As expected, the D.C. city council finalized a Washington Nationals stadium lease yesterday, by the same 9-4 vote it approved it by last month. This now clears the way for the sale of the MLB-owned team to private owners, and for the construction of a $600-million-plus stadium near the Anacostia River.
The reaction in the media has mostly been one of relief – the Washington Post story this morning is headlined “At Long Last, a D.C. Stadium Deal” – but while lord knows I’ll be glad never to have to sit through watching another D.C. council hearing, there’s not much good news here for D.C. or for those concerned about the public cost of private stadium deals. The final deal caps the public cost at $611 million – $271 million more than the plan as it was first reported in September 2004; the team, meanwhile, will be on the hook for only $20 million in parking garage costs.
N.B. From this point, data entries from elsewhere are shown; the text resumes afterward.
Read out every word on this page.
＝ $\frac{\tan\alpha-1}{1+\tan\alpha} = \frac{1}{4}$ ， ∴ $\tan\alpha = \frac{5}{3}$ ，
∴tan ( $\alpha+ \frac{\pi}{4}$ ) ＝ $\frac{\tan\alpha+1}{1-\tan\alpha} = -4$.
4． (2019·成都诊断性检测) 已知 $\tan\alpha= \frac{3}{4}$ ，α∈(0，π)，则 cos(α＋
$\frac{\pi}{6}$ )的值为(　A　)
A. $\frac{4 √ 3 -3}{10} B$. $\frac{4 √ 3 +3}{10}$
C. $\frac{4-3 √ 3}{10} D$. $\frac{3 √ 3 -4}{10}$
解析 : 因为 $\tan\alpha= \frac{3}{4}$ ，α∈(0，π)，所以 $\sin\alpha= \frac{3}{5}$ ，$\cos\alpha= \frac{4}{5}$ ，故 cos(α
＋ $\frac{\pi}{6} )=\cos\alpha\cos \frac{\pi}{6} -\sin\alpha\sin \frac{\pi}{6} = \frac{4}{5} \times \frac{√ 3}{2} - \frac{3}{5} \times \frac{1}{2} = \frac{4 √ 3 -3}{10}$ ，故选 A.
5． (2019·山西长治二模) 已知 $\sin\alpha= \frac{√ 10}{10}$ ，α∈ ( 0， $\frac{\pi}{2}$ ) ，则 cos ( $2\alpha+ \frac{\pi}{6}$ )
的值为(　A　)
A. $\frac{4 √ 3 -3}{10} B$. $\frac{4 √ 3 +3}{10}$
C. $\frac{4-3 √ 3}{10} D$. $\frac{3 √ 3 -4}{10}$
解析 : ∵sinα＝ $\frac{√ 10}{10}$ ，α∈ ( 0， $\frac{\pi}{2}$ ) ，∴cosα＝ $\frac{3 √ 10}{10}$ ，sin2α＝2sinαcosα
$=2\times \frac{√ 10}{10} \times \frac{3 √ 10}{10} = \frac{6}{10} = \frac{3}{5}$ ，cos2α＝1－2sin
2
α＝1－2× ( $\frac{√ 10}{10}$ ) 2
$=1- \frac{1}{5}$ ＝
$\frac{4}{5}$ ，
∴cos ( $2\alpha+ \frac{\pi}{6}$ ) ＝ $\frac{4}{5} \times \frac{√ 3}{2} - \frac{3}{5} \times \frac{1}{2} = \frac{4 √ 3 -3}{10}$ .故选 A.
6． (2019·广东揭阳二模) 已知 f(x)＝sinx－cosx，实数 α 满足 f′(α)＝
And the Nationals will reap all revenues from the stadium, including parking, concessions, and naming-rights fees on the publicly owned stadium, while the city will collect only a few million dollars a year in rent that won’t be nearly enough to pay off the public costs. Coming after the St. Louis Cardinals‘ agreement to pay two-thirds of the cost of their new stadium, and amid talks for the New York Yankees and Mets to roughly go halfsies on their proposed new homes, the D.C. deal is a throwback to the bad old days of ’90s “you build the stadium, we get all the benefits” deals,” and seriously ups the ante for stadium negotiations involving teams like the A’s, Royals, and Marlins.
To their credit, even the councilmembers who voted for the deal sounded sheepish about what they’d just done. Council chair Linda Cropp declared: “I don’t think anyone is happy with this whole piece. But everyone has played a role in making it a little bit better”; during the council debate, Carol Schwartz had griped, “I feel stuck. And I don’t like being stuck,” and said she wished she could throw the stadium lease “into the ocean.” And Kwame Brown, one of three rookie councilmembers elected in 2004 on anti-stadium platforms – all of whom went on to vote for the final stadium deal – declaimed: “This is nothing we should put our chest in the air [about] and say we created the best deal for the residents of the District of Columbia. But we probably couldn’t have done any better. It was this or zero.” Of course, sometimes zero is still better than the alternative.